John Simon Gabriel Simmons (8 July 1915 – 21 September 2005) was a British scholar of Slavonics.[1] [2]
John Simmons was born in Birmingham, England, in 1915. He joined the library at Birmingham University as a "library boy" in 1932, and in 1934 began to study Russian under Professor Konovalov. He graduated in 1937 with a BA in Spanish and Russian, but chose to stay on at the university as an assistant librarian, beginning a DPhil on the history of Russian printing. This was interrupted by the outbreak of World War II. On his first trip to Russia, he met his wife, Fanny, whom he married in 1944.

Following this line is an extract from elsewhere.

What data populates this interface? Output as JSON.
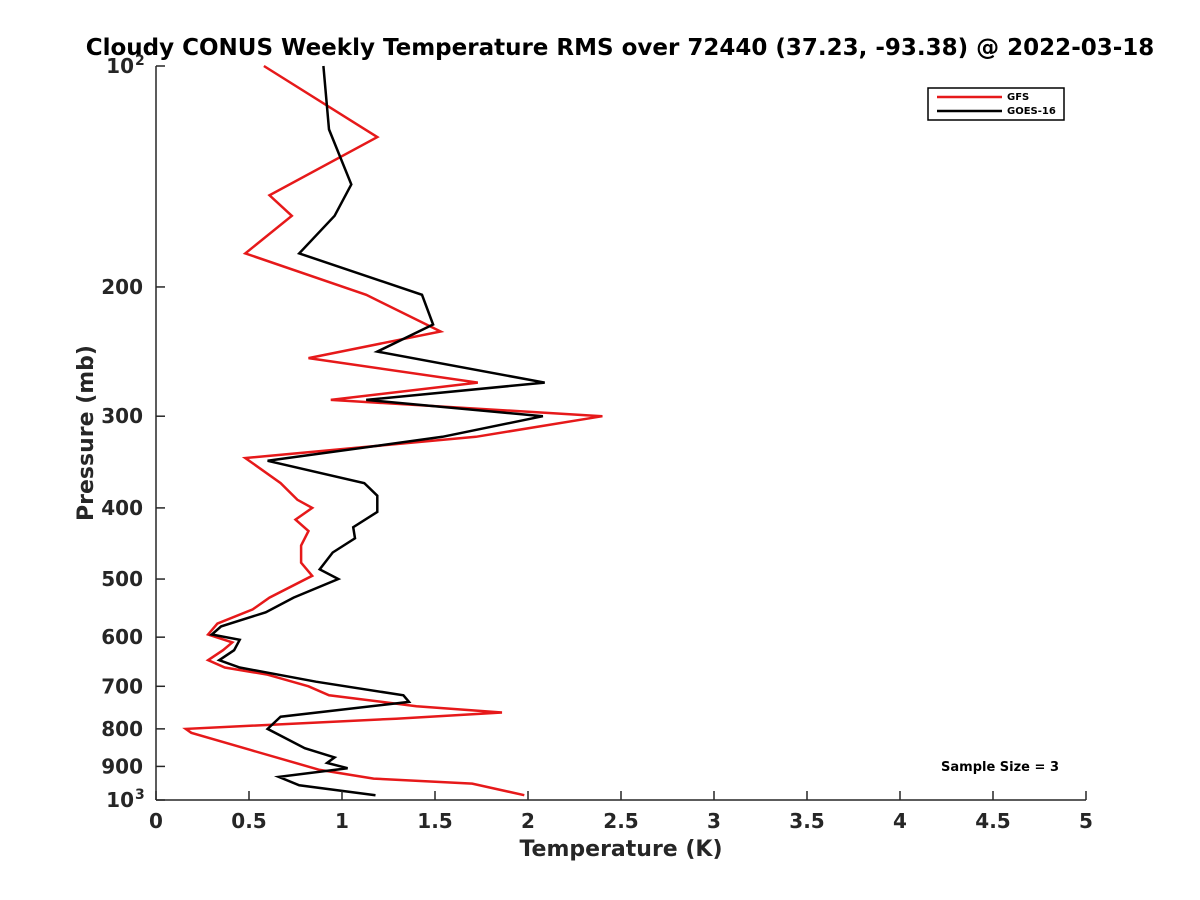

After service in World War II and three more years at Birmingham University, Simmons moved to Oxford after an invitation to take up a job as librarian/lecturer in charge of Slavonic books at Oxford University. This position was created for him by his old tutor Konovalov. Due to his actions in August 1953, when he travelled to Moscow to propose to the director of the Lenin Library a book exchange, the University received thousands of valuable, out-of-print Russian publications.
Simmons was instrumental in building up the retrospective collections of Russian books in the Taylorian and Bodleian Libraries and the creation in the Bodleian of the only specialised Slavonic reading room in the country. He believed that it was these library collections along with a group of Russian academic teachers recruited by Serge Konovalov, Maurice Bowra, and Isaiah Berlin, that led to the establishment of Oxford as the only centre for Slavonic studies in England.
John Simmons remained an important figure in the field of Slavonics right to his death in September 2005. His Sandars lectures, given in Cambridge in 1974 are still the only serious English-language history of Russian printing. In 1985 he formed an institution named The 4Cs Club. The '4 Cs' stood for his four 'categoricals': Conserve, Consider, Contribute, Co-operate.Invitations were given out to scholars that he deemed similar to himself in attitude to learning. The members of the club (who now number over 200 in 19 countries) were given club ties (brooches for women were introduced at a later date) and encouraged to wear them on important occasions.